MCB 408.2 MICROBIAL ECOLOGY
Microbes and ecological theory. Physiological morphological and genetics adaptations of microorganisms to their environment. Microbial interactions; microorganisms in ecosystems and responses to stresses. Microbial bioconversions.
 
MCB 410.1 PATHOGENIC BACTERIOLOGY AND MYCOLOGY
Host-parasite relationship. Pathogenic microorganisms and disease. Virulence, spectrum and symptoms of infection, treatment and control. Methods of isolation of pathogens. Bacterial infections. Structure, reproduction and classification of pathogenic fungi and pathogenic actinomycetes; laboratory methods of study; pathology immunology and epidemiology of superficial/systemic mycoses and actinomycoses.
 
PSB 406.2 MOLECULAR BIOLOGY
The structure, conformation and other properties of proteins with special reference to X-ray crystallography and other physical techniques. Polysaccharides, glycoproteins, cell-wall structure and related biological macromolecules. Structure and properties of DNA and RNA.

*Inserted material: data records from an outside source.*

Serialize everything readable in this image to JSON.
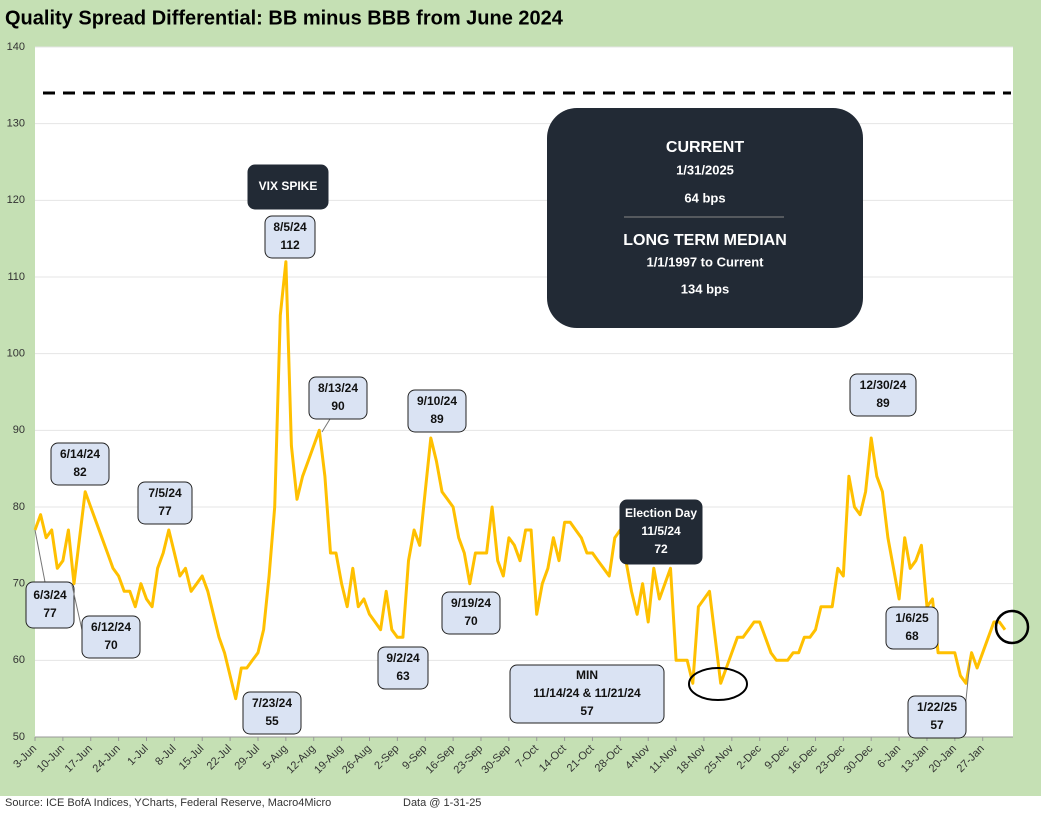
{
  "chart_data": {
    "type": "line",
    "title": "Quality Spread Differential: BB minus BBB from June 2024",
    "source": "Source: ICE BofA Indices, YCharts, Federal Reserve, Macro4Micro",
    "data_note": "Data @ 1-31-25",
    "color": "#ffc000",
    "categories": [
      "3-Jun",
      null,
      null,
      null,
      null,
      "10-Jun",
      null,
      null,
      null,
      null,
      "17-Jun",
      null,
      null,
      null,
      null,
      "24-Jun",
      null,
      null,
      null,
      null,
      "1-Jul",
      null,
      null,
      null,
      null,
      "8-Jul",
      null,
      null,
      null,
      null,
      "15-Jul",
      null,
      null,
      null,
      null,
      "22-Jul",
      null,
      null,
      null,
      null,
      "29-Jul",
      null,
      null,
      null,
      null,
      "5-Aug",
      null,
      null,
      null,
      null,
      "12-Aug",
      null,
      null,
      null,
      null,
      "19-Aug",
      null,
      null,
      null,
      null,
      "26-Aug",
      null,
      null,
      null,
      null,
      "2-Sep",
      null,
      null,
      null,
      null,
      "9-Sep",
      null,
      null,
      null,
      null,
      "16-Sep",
      null,
      null,
      null,
      null,
      "23-Sep",
      null,
      null,
      null,
      null,
      "30-Sep",
      null,
      null,
      null,
      null,
      "7-Oct",
      null,
      null,
      null,
      null,
      "14-Oct",
      null,
      null,
      null,
      null,
      "21-Oct",
      null,
      null,
      null,
      null,
      "28-Oct",
      null,
      null,
      null,
      null,
      "4-Nov",
      null,
      null,
      null,
      null,
      "11-Nov",
      null,
      null,
      null,
      null,
      "18-Nov",
      null,
      null,
      null,
      null,
      "25-Nov",
      null,
      null,
      null,
      null,
      "2-Dec",
      null,
      null,
      null,
      null,
      "9-Dec",
      null,
      null,
      null,
      null,
      "16-Dec",
      null,
      null,
      null,
      null,
      "23-Dec",
      null,
      null,
      null,
      null,
      "30-Dec",
      null,
      null,
      null,
      null,
      "6-Jan",
      null,
      null,
      null,
      null,
      "13-Jan",
      null,
      null,
      null,
      null,
      "20-Jan",
      null,
      null,
      null,
      null,
      "27-Jan",
      null,
      null,
      null,
      null
    ],
    "values": [
      77,
      79,
      76,
      77,
      72,
      73,
      77,
      70,
      76,
      82,
      80,
      78,
      76,
      74,
      72,
      71,
      69,
      69,
      67,
      70,
      68,
      67,
      72,
      74,
      77,
      74,
      71,
      72,
      69,
      70,
      71,
      69,
      66,
      63,
      61,
      58,
      55,
      59,
      59,
      60,
      61,
      64,
      71,
      80,
      105,
      112,
      88,
      81,
      84,
      86,
      88,
      90,
      84,
      74,
      74,
      70,
      67,
      72,
      67,
      68,
      66,
      65,
      64,
      69,
      64,
      63,
      63,
      73,
      77,
      75,
      82,
      89,
      86,
      82,
      81,
      80,
      76,
      74,
      70,
      74,
      74,
      74,
      80,
      73,
      71,
      76,
      75,
      73,
      77,
      77,
      66,
      70,
      72,
      76,
      73,
      78,
      78,
      77,
      76,
      74,
      74,
      73,
      72,
      71,
      76,
      77,
      73,
      69,
      66,
      70,
      65,
      72,
      68,
      70,
      72,
      60,
      60,
      60,
      57,
      67,
      68,
      69,
      63,
      57,
      59,
      61,
      63,
      63,
      64,
      65,
      65,
      63,
      61,
      60,
      60,
      60,
      61,
      61,
      63,
      63,
      64,
      67,
      67,
      67,
      72,
      71,
      84,
      80,
      79,
      82,
      89,
      84,
      82,
      76,
      72,
      68,
      76,
      72,
      73,
      75,
      67,
      68,
      61,
      61,
      61,
      61,
      58,
      57,
      61,
      59,
      61,
      63,
      65,
      65,
      64
    ],
    "ylim": [
      50,
      140
    ],
    "yticks": [
      50,
      60,
      70,
      80,
      90,
      100,
      110,
      120,
      130,
      140
    ],
    "reference_line": 134,
    "info_box": [
      "CURRENT",
      "1/31/2025",
      "64 bps",
      "LONG TERM MEDIAN",
      "1/1/1997 to Current",
      "134 bps"
    ],
    "annotations": [
      {
        "text": [
          "6/3/24",
          "77"
        ]
      },
      {
        "text": [
          "6/12/24",
          "70"
        ]
      },
      {
        "text": [
          "6/14/24",
          "82"
        ]
      },
      {
        "text": [
          "7/5/24",
          "77"
        ]
      },
      {
        "text": [
          "7/23/24",
          "55"
        ]
      },
      {
        "text": [
          "VIX SPIKE"
        ],
        "style": "dark"
      },
      {
        "text": [
          "8/5/24",
          "112"
        ]
      },
      {
        "text": [
          "8/13/24",
          "90"
        ]
      },
      {
        "text": [
          "9/2/24",
          "63"
        ]
      },
      {
        "text": [
          "9/10/24",
          "89"
        ]
      },
      {
        "text": [
          "9/19/24",
          "70"
        ]
      },
      {
        "text": [
          "Election Day",
          "11/5/24",
          "72"
        ],
        "style": "dark"
      },
      {
        "text": [
          "MIN",
          "11/14/24 & 11/21/24",
          "57"
        ]
      },
      {
        "text": [
          "12/30/24",
          "89"
        ]
      },
      {
        "text": [
          "1/6/25",
          "68"
        ]
      },
      {
        "text": [
          "1/22/25",
          "57"
        ]
      }
    ]
  }
}
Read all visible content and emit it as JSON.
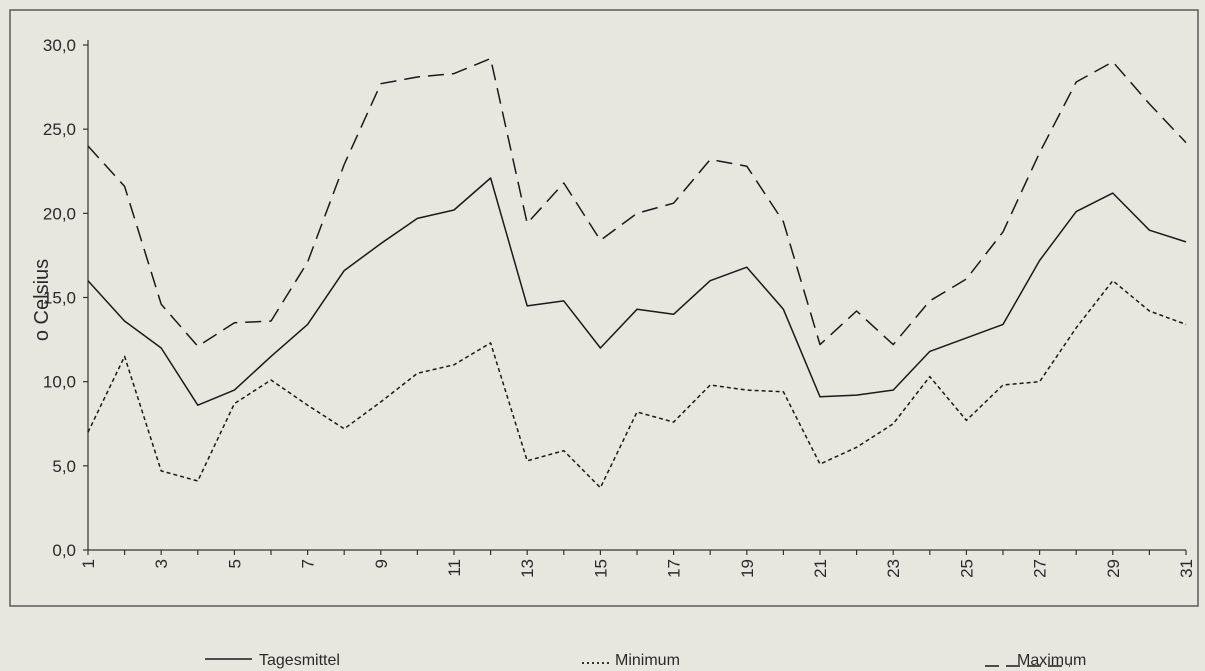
{
  "chart_data": {
    "type": "line",
    "ylabel": "o Celsius",
    "xlabel": "",
    "ylim": [
      0,
      30
    ],
    "yticks": [
      "0,0",
      "5,0",
      "10,0",
      "15,0",
      "20,0",
      "25,0",
      "30,0"
    ],
    "yticks_values": [
      0,
      5,
      10,
      15,
      20,
      25,
      30
    ],
    "x": [
      1,
      2,
      3,
      4,
      5,
      6,
      7,
      8,
      9,
      10,
      11,
      12,
      13,
      14,
      15,
      16,
      17,
      18,
      19,
      20,
      21,
      22,
      23,
      24,
      25,
      26,
      27,
      28,
      29,
      30,
      31
    ],
    "xtick_labels": [
      "1",
      "3",
      "5",
      "7",
      "9",
      "11",
      "13",
      "15",
      "17",
      "19",
      "21",
      "23",
      "25",
      "27",
      "29",
      "31"
    ],
    "grid": false,
    "legend_placement": "bottom",
    "series": [
      {
        "name": "Tagesmittel",
        "style": "solid",
        "values": [
          16.0,
          13.6,
          12.0,
          8.6,
          9.5,
          11.5,
          13.4,
          16.6,
          18.2,
          19.7,
          20.2,
          22.1,
          14.5,
          14.8,
          12.0,
          14.3,
          14.0,
          16.0,
          16.8,
          14.3,
          9.1,
          9.2,
          9.5,
          11.8,
          12.6,
          13.4,
          17.2,
          20.1,
          21.2,
          19.0,
          18.3
        ]
      },
      {
        "name": "Minimum",
        "style": "dotted",
        "values": [
          7.0,
          11.5,
          4.7,
          4.1,
          8.7,
          10.1,
          8.6,
          7.2,
          8.8,
          10.5,
          11.0,
          12.3,
          5.3,
          5.9,
          3.7,
          8.2,
          7.6,
          9.8,
          9.5,
          9.4,
          5.1,
          6.1,
          7.5,
          10.3,
          7.7,
          9.8,
          10.0,
          13.2,
          16.0,
          14.2,
          13.4
        ]
      },
      {
        "name": "Maximum",
        "style": "dashed",
        "values": [
          24.0,
          21.6,
          14.6,
          12.1,
          13.5,
          13.6,
          17.1,
          22.9,
          27.7,
          28.1,
          28.3,
          29.2,
          19.4,
          21.8,
          18.4,
          20.0,
          20.6,
          23.2,
          22.8,
          19.5,
          12.2,
          14.2,
          12.2,
          14.8,
          16.1,
          18.9,
          23.6,
          27.8,
          29.0,
          26.5,
          24.2
        ]
      }
    ],
    "colors": {
      "line": "#1a1a1a",
      "background": "#e7e7e0",
      "frame": "#5a5a5a"
    }
  }
}
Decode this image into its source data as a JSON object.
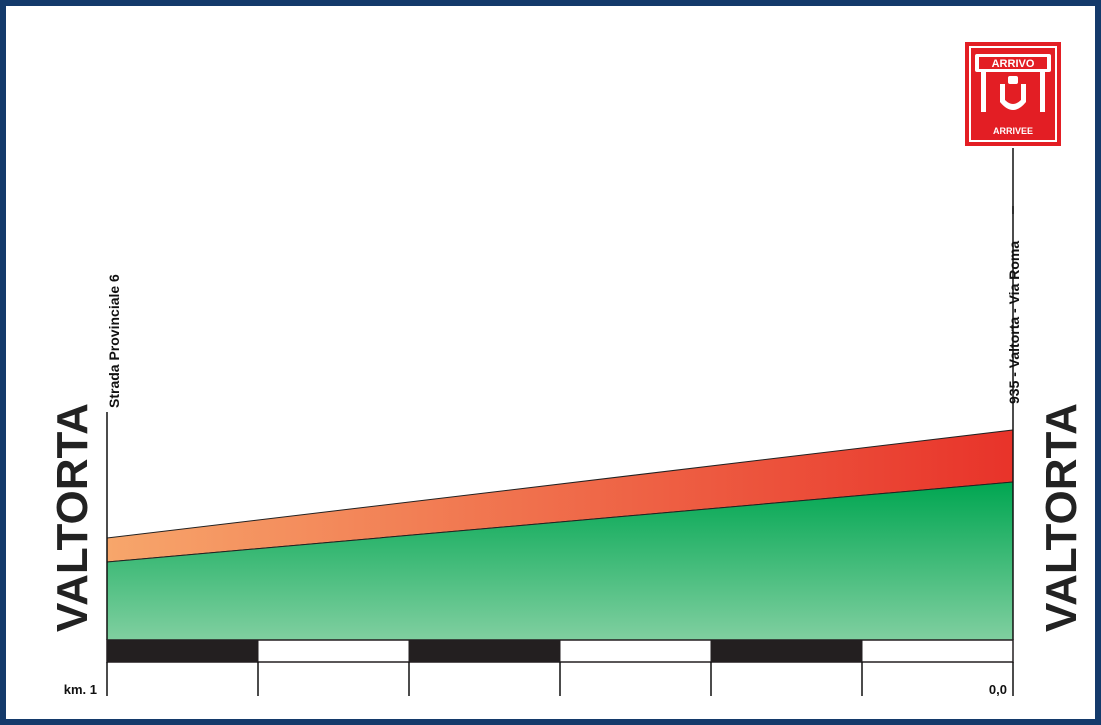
{
  "start": {
    "town": "VALTORTA",
    "label": "Strada Provinciale 6",
    "km": "km. 1"
  },
  "finish": {
    "town": "VALTORTA",
    "label": "935 - Valtorta - Via Roma",
    "km": "0,0"
  },
  "logo": {
    "top_text": "ARRIVO",
    "bottom_text": "ARRIVEE",
    "icon": "finish-arch-icon"
  },
  "colors": {
    "frame": "#143a6b",
    "profile_top_start": "#f7a66b",
    "profile_top_end": "#e8332a",
    "profile_bottom_top": "#00a651",
    "profile_bottom_bottom": "#7dcc9a",
    "logo_red": "#e31e24"
  },
  "scale": {
    "segments": 6,
    "pattern": [
      "black",
      "white",
      "black",
      "white",
      "black",
      "white"
    ]
  }
}
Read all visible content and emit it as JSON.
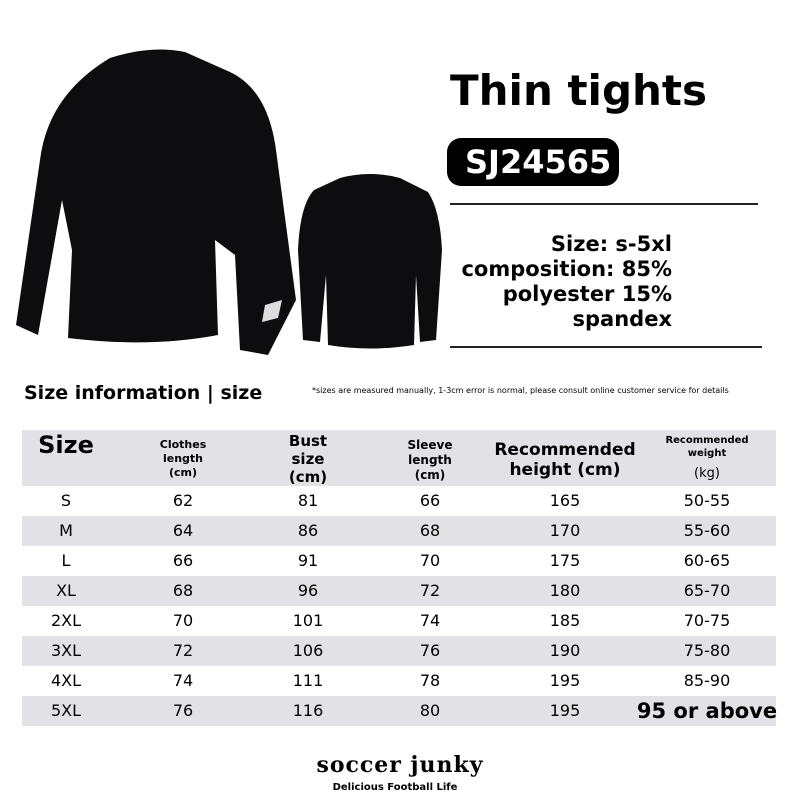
{
  "header": {
    "title": "Thin tights",
    "code": "SJ24565"
  },
  "specs": [
    "Size: s-5xl",
    "composition: 85%",
    "polyester 15%",
    "spandex"
  ],
  "size_section": {
    "title": "Size information | size",
    "note": "*sizes are measured manually, 1-3cm error is normal, please consult online customer service for details"
  },
  "table": {
    "headers": [
      [
        "Size"
      ],
      [
        "Clothes",
        "length",
        "(cm)"
      ],
      [
        "Bust",
        "size",
        "(cm)"
      ],
      [
        "Sleeve",
        "length",
        "(cm)"
      ],
      [
        "Recommended",
        "height (cm)"
      ],
      [
        "Recommended",
        "weight",
        "(kg)"
      ]
    ],
    "rows": [
      [
        "S",
        "62",
        "81",
        "66",
        "165",
        "50-55"
      ],
      [
        "M",
        "64",
        "86",
        "68",
        "170",
        "55-60"
      ],
      [
        "L",
        "66",
        "91",
        "70",
        "175",
        "60-65"
      ],
      [
        "XL",
        "68",
        "96",
        "72",
        "180",
        "65-70"
      ],
      [
        "2XL",
        "70",
        "101",
        "74",
        "185",
        "70-75"
      ],
      [
        "3XL",
        "72",
        "106",
        "76",
        "190",
        "75-80"
      ],
      [
        "4XL",
        "74",
        "111",
        "78",
        "195",
        "85-90"
      ],
      [
        "5XL",
        "76",
        "116",
        "80",
        "195",
        "95 or above"
      ]
    ]
  },
  "brand": {
    "name": "soccer junky",
    "tagline": "Delicious Football Life"
  }
}
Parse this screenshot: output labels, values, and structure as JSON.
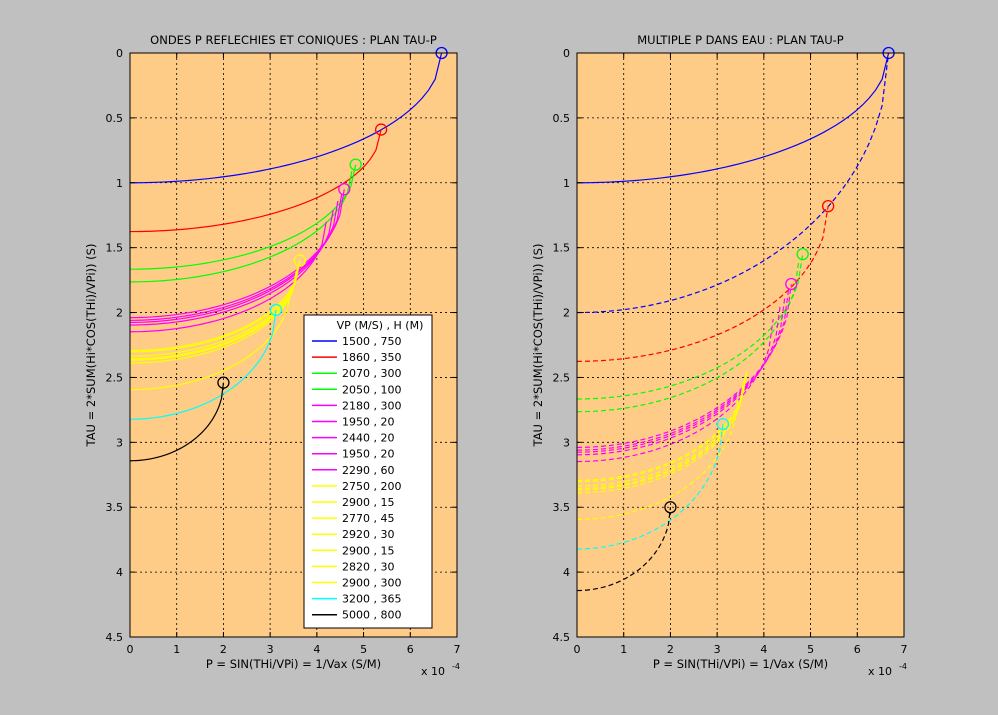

MCB 409.2 SEMINAR IN MICROBIOLOGY AND BIOTECHNOLOGY 
Emphasis of this course is on recent advances in Microbiology and Biotechnology. The course is expected to give the students the opportunity for independent imaginative thought and expression. Under the supervision of staff, the student will select a topic for detailed study using current literature. Marks are allocated as follows: 
 
1. Introduction         5%
2. Presentation
a. Illustration         10%
b. Mastery of topic         15%
3. Response to questions                       5%
4. Poise (dress, comportment) and      5%
Keeping within allocated time
5. Attendance         20%
6. Seminar write-up         40%
 
BCH 425.2 FOOD SCIENCE AND NUTRITION 
An introduction to the theory and application of physical and chemical methods for determining the constituents of food. Food processing, preservation and storage of traditional foods. Food nutrition, energy values of foods and energy expenditure by mammals. Nutritive value of foods.
MCB 402.0 RESEARCH PROJECT
This is the final year research project. It is aimed at investigating microbiological problems in any areas of microbiology and biotechnology with well-defined objectives. The work is written up as a project report (thesis) and is examined by a panel of external and internal examiners during an oral defense (examination).